There are so many myths around fistula in our communities. Normally, women who are diagnosed with this problem face stigma and some endure shame and pain for the rest of their lives. The World Health Organization (WHO) estimates that, worldwide, up to two million women may be living with fistula. However, the stigma that surrounds the condition causes many cases to go undiagnosed and therefore untreated, sometimes for years or even decades. A lot of people talk about fistula but the general understanding of it is very limited and thus, we take a step back and ask ourselves: What is it really like to live with fistula?
What is Fistula?
Obstetric fistula is an abnormal opening between a woman’s vagina and her urinary tract or rectum, resulting in the leakage of urine, faeces, or both.
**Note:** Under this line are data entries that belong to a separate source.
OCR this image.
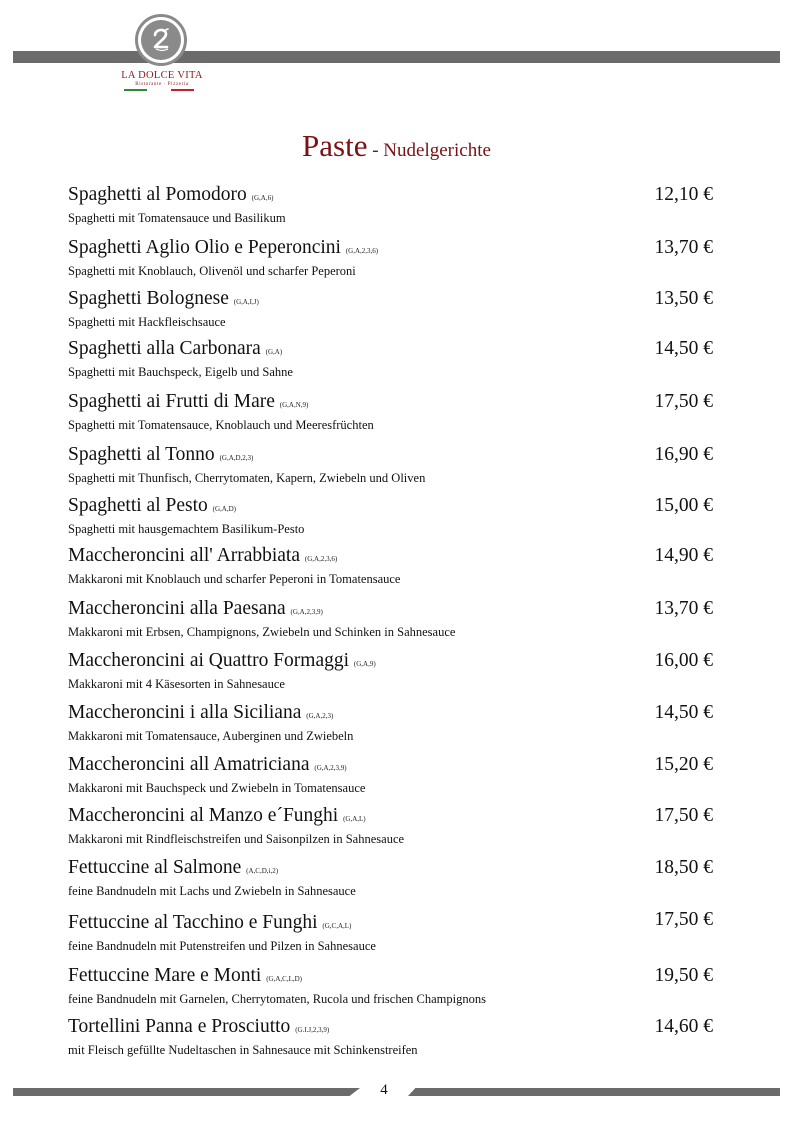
LA DOLCE VITA
Ristorante · Pizzeria
Paste - Nudelgerichte
Spaghetti al Pomodoro (G,A,6)
Spaghetti mit Tomatensauce und Basilikum
12,10 €
Spaghetti Aglio Olio e Peperoncini (G,A,2,3,6)
Spaghetti mit Knoblauch, Olivenöl und scharfer Peperoni
13,70 €
Spaghetti Bolognese (G,A,I,J)
Spaghetti mit Hackfleischsauce
13,50 €
Spaghetti alla Carbonara (G,A)
Spaghetti mit Bauchspeck, Eigelb und Sahne
14,50 €
Spaghetti ai Frutti di Mare (G,A,N,9)
Spaghetti mit Tomatensauce, Knoblauch und Meeresfrüchten
17,50 €
Spaghetti al Tonno (G,A,D,2,3)
Spaghetti mit Thunfisch, Cherrytomaten, Kapern, Zwiebeln und Oliven
16,90 €
Spaghetti al Pesto (G,A,D)
Spaghetti mit hausgemachtem Basilikum-Pesto
15,00 €
Maccheroncini all' Arrabbiata (G,A,2,3,6)
Makkaroni mit Knoblauch und scharfer Peperoni in Tomatensauce
14,90 €
Maccheroncini alla Paesana (G,A,2,3,9)
Makkaroni mit Erbsen, Champignons, Zwiebeln und Schinken in Sahnesauce
13,70 €
Maccheroncini ai Quattro Formaggi (G,A,9)
Makkaroni mit 4 Käsesorten in Sahnesauce
16,00 €
Maccheroncini i alla Siciliana (G,A,2,3)
Makkaroni mit Tomatensauce, Auberginen und Zwiebeln
14,50 €
Maccheroncini all Amatriciana (G,A,2,3,9)
Makkaroni mit Bauchspeck und Zwiebeln in Tomatensauce
15,20 €
Maccheroncini al Manzo e´Funghi (G,A,L)
Makkaroni mit Rindfleischstreifen und Saisonpilzen in Sahnesauce
17,50 €
Fettuccine al Salmone (A,C,D,i,2)
feine Bandnudeln mit Lachs und Zwiebeln in Sahnesauce
18,50 €
Fettuccine al Tacchino e Funghi (G,C,A,L)
feine Bandnudeln mit Putenstreifen und Pilzen in Sahnesauce
17,50 €
Fettuccine Mare e Monti (G,A,C,L,D)
feine Bandnudeln mit Garnelen, Cherrytomaten, Rucola und frischen Champignons
19,50 €
Tortellini Panna e Prosciutto (G.I.J,2,3,9)
mit Fleisch gefüllte Nudeltaschen in Sahnesauce mit Schinkenstreifen
14,60 €
4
This debilitating condition is most often caused by obstructed or prolonged labour, and is directly linked to early marriage and motherhood, FGM/C, and a lack of access to high-quality healthcare.
Amref Health Africa’s Intervention
Fistula being a crying out loud case for a lot of suffering women who are mostly scared of getting out and seek help, Amref saw the necessity of making an intervention and changing these women’s story to a better version. Amref Health Africa provides holistic care to women living with fistula in Tanzania. Working with local partners, we provide surgical repair, ongoing psychosocial support, along with entrepreneurship training and seed funding so that women can start up income-generating activities, boosting their confidence and helping them achieve financial independence.
The women we work with are extremely brave: having survived physical and psychological trauma, many go on to work as ambassadors, supporting other women who are living with fistula and addressing stigma in their communities.
Given that decision-making in all matters at a family and community level is predominantly made by men in Tanzania, it is important to involve. At family levels, men are the main decision-makers, including on key issues such as when and where to seek healthcare services.
A woman who lived with Obstetric fistula since 1961
Tabu Ngeleja is one of our very interesting beneficiaries: not just because of her age, but also her courage to live with her condition for decades. Tabu’s story begins with the fact that she got married in 1960 at a very young age and became pregnant instantly. Now seventy-five years old, Tabu Ngeleja lives in the Buchosa district of Mwanza region, and for the first time in many years she felt relieved after having a fistula repair surgery and is now in recovery stage.
In 2020, an Amref outreach team from Mwanza visited Buchosa communities to raise awareness about fistula treatment and prevention. On this trip, they met Tabu, an elderly woman who had lived with fistula for almost 60 years. While talking to her trying to find out how her society reacted to her problem, with tears in her eyes, she recalled by saying…
“They said to me, are you bewitched?”… she paused and added, “the society including some members of my family stigmatized me” – but people were wrong about Tabu’s problem. Tabu, like many other women in our communities, had no idea of the existence of fistula and did not believe that she could be treated as people said that she was bewitched.
The most painful thing that women living with fistula end up having over the years is the total loss of self-esteem and confidence in themselves as women. Tabu said, “I am no longer beautiful enough to impress men to get married again, I am at home such as a statue why should I go now for treatment?” She asked, “I lived with this problem since Tanganyika got independence [in the 1960s]. My son was the one who convinced me to go and get treatment, after he got education from the Amref outreach team, I could not believe my problem would be cured. He told me even his wife insulted him, saying that, “Your mother is urinating on herself, it’s shameful for us.” Tabu’s world was full of isolation and pain and nobody deserves to live such a life.
After learning about the available treatment options, finally, Tabu agreed to go to Bugando Medical Centre, where her fistula was successfully repaired. Tabu also benefited from Amref fistula program, she receives an ongoing psychosocial counselling, equipped with entrepreneurial skills, and introducing her to community support groups.
With this support, Tabu has resumed her social activities, like attending church and community meetings. She is now an ambassador for fistula in her community, helping to combat the stigma that many patients do face. She is supporting herself by keeping sheep, using the skills she learnt during her entrepreneurship training.
Amref understands that, when these women are cured, their economic stability is as important as their health and so the entrepreneurial program is an important element to them.
When she was asked to give her message to women, Tabu advised that, “Women should not get scared, because after 60 years with the problem, I’m now OK”. With a wide smile on her face, she appeared cheerful and joyful.
Amref Fistula programme is a partnership between Amref Health Africa UK, Amref Health Africa Tanzania, Magu Poverty Focus on Older People Rehabilitation Centre (MAPERECE), and Bugando Medical Centre, funded by The National Lottery Community Fund.
Since the beginning of the project in June 2019 to date the project provided 118/180 fistula surgical repairs, which is funded by other donor out of which, 114 already received entrepreneurship training and 105 provided with seed capital to start income generating activities as part of social economic empowerment. A few who did not receive seed capital had relocated from project area and cannot be easily reached.